PopEntryList or RemoveHeadList) return
pointer to the LIST_ENTRY link of list elements. To get
the "real" list data element the macro
CONTAINING_RECORD (see
public/sdk/inc/ntdef.h) has to be used:
#define CONTAINING_RECORD(address, type, field) \
((type *)( \
(PCHAR)(address) - \
(ULONG_PTR)(&((type *)0)->field)))
The address parameter is a reference to a
LIST_ENTRY structure, type is the
name of the structure that describe the actual list
element, and field is the name of the data
field in the list element data structure that is used for linking
the list elements. If we have a pointer PLIST_ENTRY p
which references a Link field of a
MyListElement structure, we can get a reference to the
actual MyListElement as follows:
MyListElement* element = CONTAINING_RECORD(p,
MyListElement, Link);
How does it work? Let's expand the macro:
MyListElement* element = ((MyListElement *)((PCHAR)(p) - (ULONG_PTR)(&((MyListElement *)0)->Link)));
The last term (&((MyListElement *)0)->Link)

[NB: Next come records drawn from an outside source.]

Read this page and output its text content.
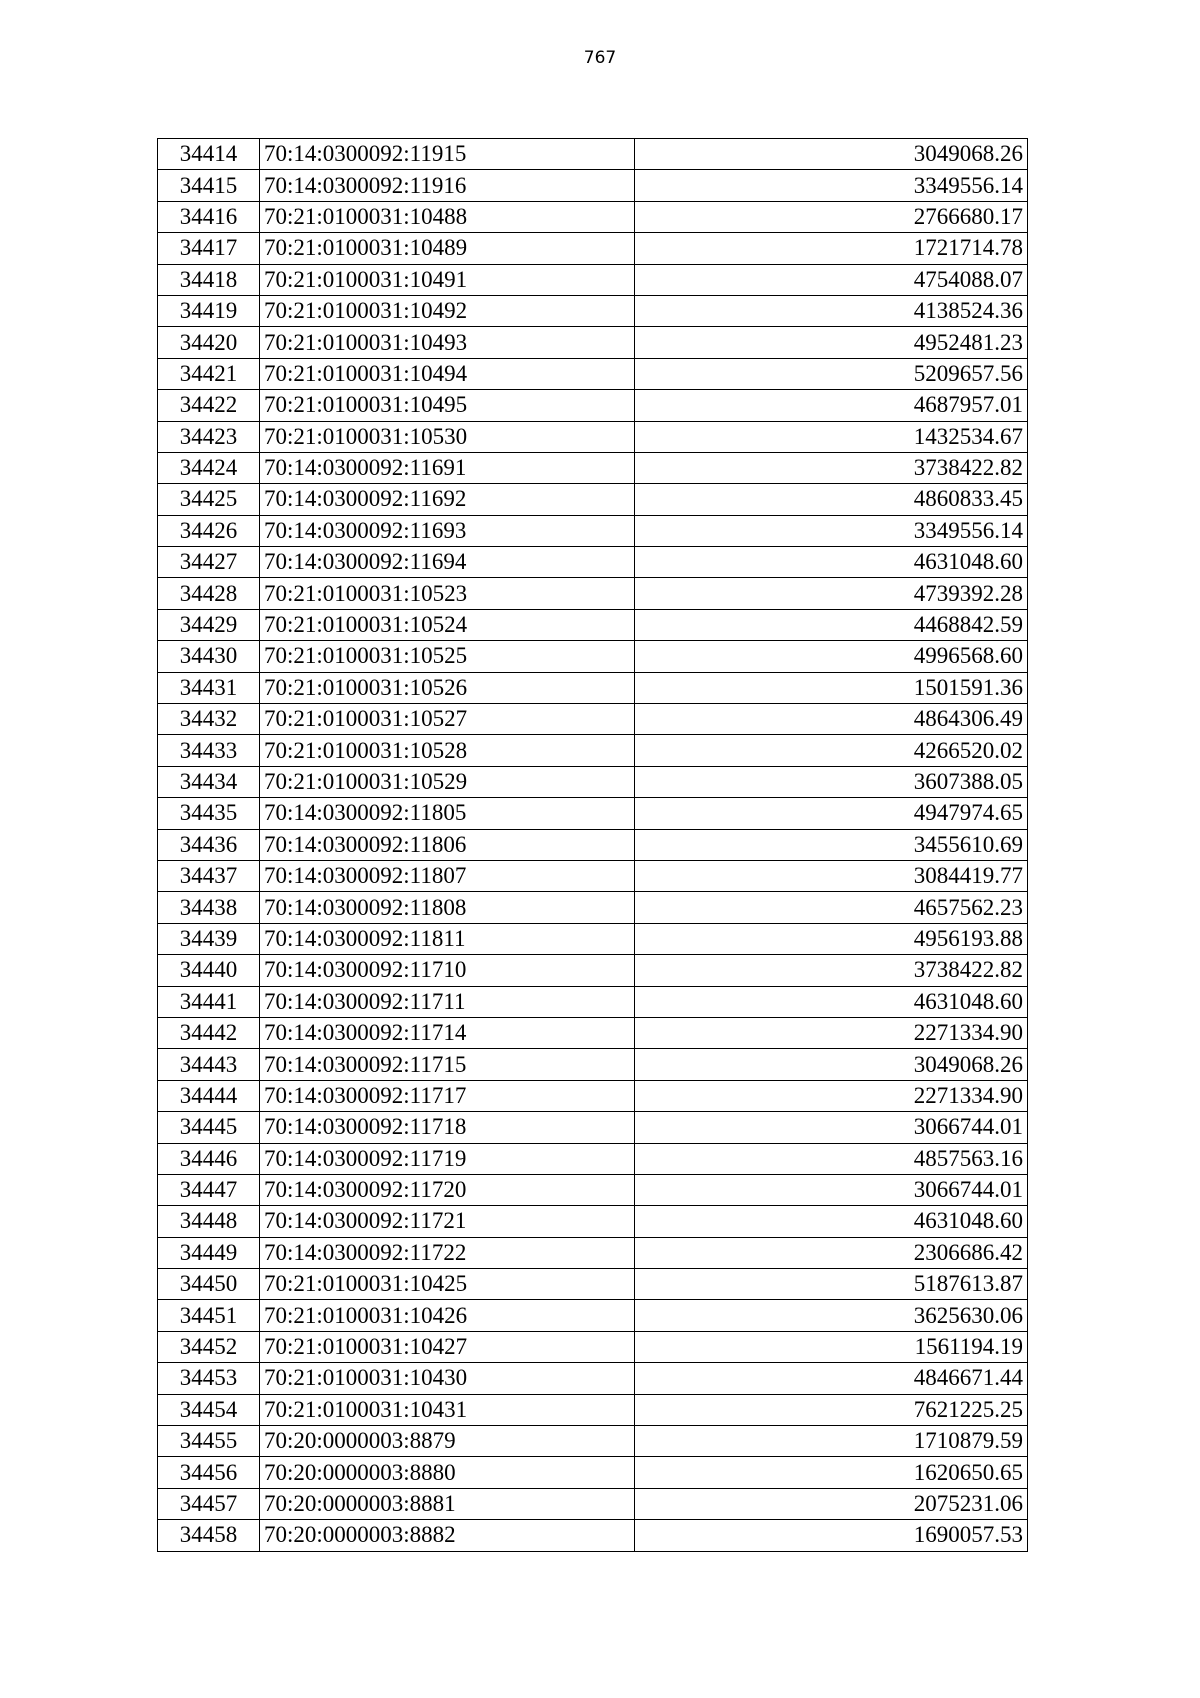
767
34414	70:14:0300092:11915	3049068.26
34415	70:14:0300092:11916	3349556.14
34416	70:21:0100031:10488	2766680.17
34417	70:21:0100031:10489	1721714.78
34418	70:21:0100031:10491	4754088.07
34419	70:21:0100031:10492	4138524.36
34420	70:21:0100031:10493	4952481.23
34421	70:21:0100031:10494	5209657.56
34422	70:21:0100031:10495	4687957.01
34423	70:21:0100031:10530	1432534.67
34424	70:14:0300092:11691	3738422.82
34425	70:14:0300092:11692	4860833.45
34426	70:14:0300092:11693	3349556.14
34427	70:14:0300092:11694	4631048.60
34428	70:21:0100031:10523	4739392.28
34429	70:21:0100031:10524	4468842.59
34430	70:21:0100031:10525	4996568.60
34431	70:21:0100031:10526	1501591.36
34432	70:21:0100031:10527	4864306.49
34433	70:21:0100031:10528	4266520.02
34434	70:21:0100031:10529	3607388.05
34435	70:14:0300092:11805	4947974.65
34436	70:14:0300092:11806	3455610.69
34437	70:14:0300092:11807	3084419.77
34438	70:14:0300092:11808	4657562.23
34439	70:14:0300092:11811	4956193.88
34440	70:14:0300092:11710	3738422.82
34441	70:14:0300092:11711	4631048.60
34442	70:14:0300092:11714	2271334.90
34443	70:14:0300092:11715	3049068.26
34444	70:14:0300092:11717	2271334.90
34445	70:14:0300092:11718	3066744.01
34446	70:14:0300092:11719	4857563.16
34447	70:14:0300092:11720	3066744.01
34448	70:14:0300092:11721	4631048.60
34449	70:14:0300092:11722	2306686.42
34450	70:21:0100031:10425	5187613.87
34451	70:21:0100031:10426	3625630.06
34452	70:21:0100031:10427	1561194.19
34453	70:21:0100031:10430	4846671.44
34454	70:21:0100031:10431	7621225.25
34455	70:20:0000003:8879	1710879.59
34456	70:20:0000003:8880	1620650.65
34457	70:20:0000003:8881	2075231.06
34458	70:20:0000003:8882	1690057.53
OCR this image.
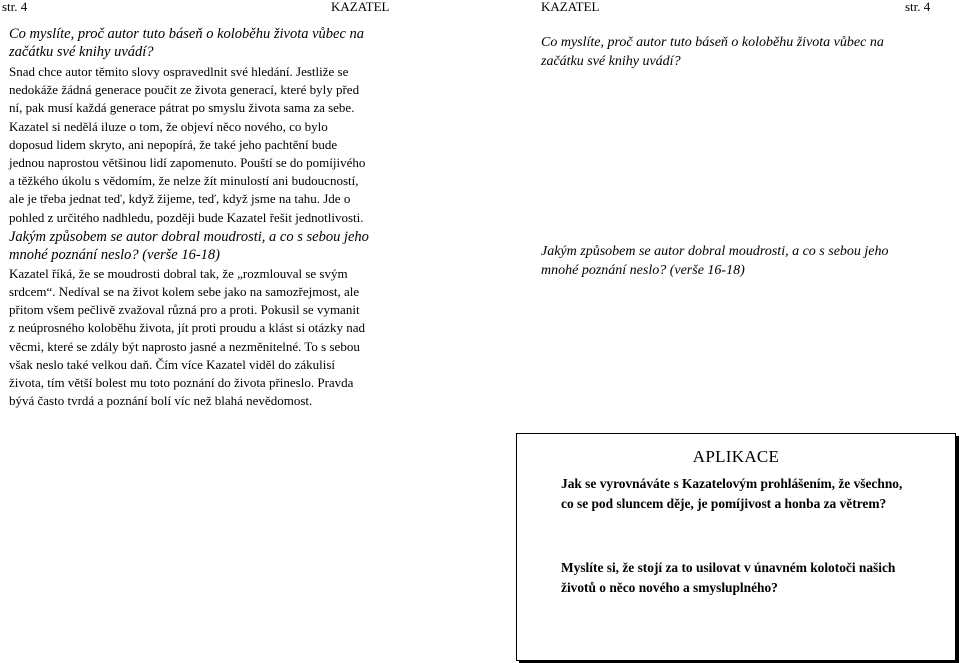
str. 4	KAZATEL	KAZATEL	str. 4
Co myslíte, proč autor tuto báseň o koloběhu života vůbec na začátku své knihy uvádí?
Snad chce autor těmito slovy ospravedlnit své hledání. Jestliže se
nedokáže žádná generace poučit ze života generací, které byly před
ní, pak musí každá generace pátrat po smyslu života sama za sebe.
Kazatel si nedělá iluze o tom, že objeví něco nového, co bylo
doposud lidem skryto, ani nepopírá, že také jeho pachtění bude
jednou naprostou většinou lidí zapomenuto. Pouští se do pomíjivého
a těžkého úkolu s vědomím, že nelze žít minulostí ani budoucností,
ale je třeba jednat teď, když žijeme, teď, když jsme na tahu. Jde o
pohled z určitého nadhledu, později bude Kazatel řešit jednotlivosti.
Jakým způsobem se autor dobral moudrosti, a co s sebou jeho
mnohé poznání neslo? (verše 16-18)
Kazatel říká, že se moudrosti dobral tak, že „rozmlouval se svým
srdcem“. Nedíval se na život kolem sebe jako na samozřejmost, ale
přitom všem pečlivě zvažoval různá pro a proti. Pokusil se vymanit
z neúprosného koloběhu života, jít proti proudu a klást si otázky nad
věcmi, které se zdály být naprosto jasné a nezměnitelné. To s sebou
však neslo také velkou daň. Čím více Kazatel viděl do zákulisí
života, tím větší bolest mu toto poznání do života přineslo. Pravda
bývá často tvrdá a poznání bolí víc než blahá nevědomost.
Co myslíte, proč autor tuto báseň o koloběhu života vůbec na
začátku své knihy uvádí?
Jakým způsobem se autor dobral moudrosti, a co s sebou jeho
mnohé poznání neslo? (verše 16-18)
APLIKACE
Jak se vyrovnáváte s Kazatelovým prohlášením, že všechno,
co se pod sluncem děje, je pomíjivost a honba za větrem?
Myslíte si, že stojí za to usilovat v únavném kolotoči našich
životů o něco nového a smysluplného?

determines the offset of the link element relative to the start (=
first byte) of the list element data structure. The trick is to cast
the address 0 into a MyListElement -
afterwards the address of the Link field is the offset
which must be subtracted from the pointer p. Finally,
this updated address now refers to the start of the actual list
element data structure and can be casted accordingly. Note, that
CONTAINING_RECORD works for both types (singly linked
and doubly linked) of lists.
As a final example the following code fragment shows how to process all elements of a doubly linked list.
PLIST_ENTRY pe = head.Flink; while(pe != &head) { ... pe = pe->Flink; }
A list entry reference pe is initialized to point to
the first list element (head.Flink). While this
reference does not point to the list head, either because the list
is empty or the last element was processed, the loop is executed.

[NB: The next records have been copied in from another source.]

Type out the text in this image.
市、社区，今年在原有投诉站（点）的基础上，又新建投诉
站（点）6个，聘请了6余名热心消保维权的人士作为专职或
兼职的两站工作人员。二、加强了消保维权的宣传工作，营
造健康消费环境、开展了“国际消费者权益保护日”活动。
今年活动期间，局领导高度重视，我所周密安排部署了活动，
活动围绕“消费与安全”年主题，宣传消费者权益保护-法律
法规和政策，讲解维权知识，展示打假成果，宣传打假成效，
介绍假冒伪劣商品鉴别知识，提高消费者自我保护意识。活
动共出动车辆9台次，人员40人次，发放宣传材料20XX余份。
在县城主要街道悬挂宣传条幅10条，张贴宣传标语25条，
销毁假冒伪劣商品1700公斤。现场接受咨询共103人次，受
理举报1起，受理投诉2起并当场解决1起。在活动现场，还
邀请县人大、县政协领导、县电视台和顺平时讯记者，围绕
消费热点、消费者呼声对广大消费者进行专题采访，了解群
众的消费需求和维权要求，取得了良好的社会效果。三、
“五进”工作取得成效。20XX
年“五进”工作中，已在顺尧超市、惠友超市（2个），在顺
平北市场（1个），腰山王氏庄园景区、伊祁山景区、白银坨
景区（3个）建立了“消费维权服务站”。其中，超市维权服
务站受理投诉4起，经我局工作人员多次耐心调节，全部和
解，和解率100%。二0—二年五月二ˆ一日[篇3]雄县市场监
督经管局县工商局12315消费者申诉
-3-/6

The last line of the loop body sets the pe reference to
the next list element.
More information can be found in the WRK source code and in the MSDN.
Comments
2 Responses to "(SINGLE_)LIST_ENTRY & CONTAINING_RECORD"
An alternative for looping through a doubly linked list might also be the for loop:
for (pe = head.Flink;
pe != &head;
pe = pe->Flink)
{
// do some fancy stuff …
}
This code has the advantage of having all list specific code at one place, while using the other code increases the risk of forgetting to update the pointer - at least, as I am concerned 😉
Thank you, this article is so good that after reading it, i think i've mastered the "list".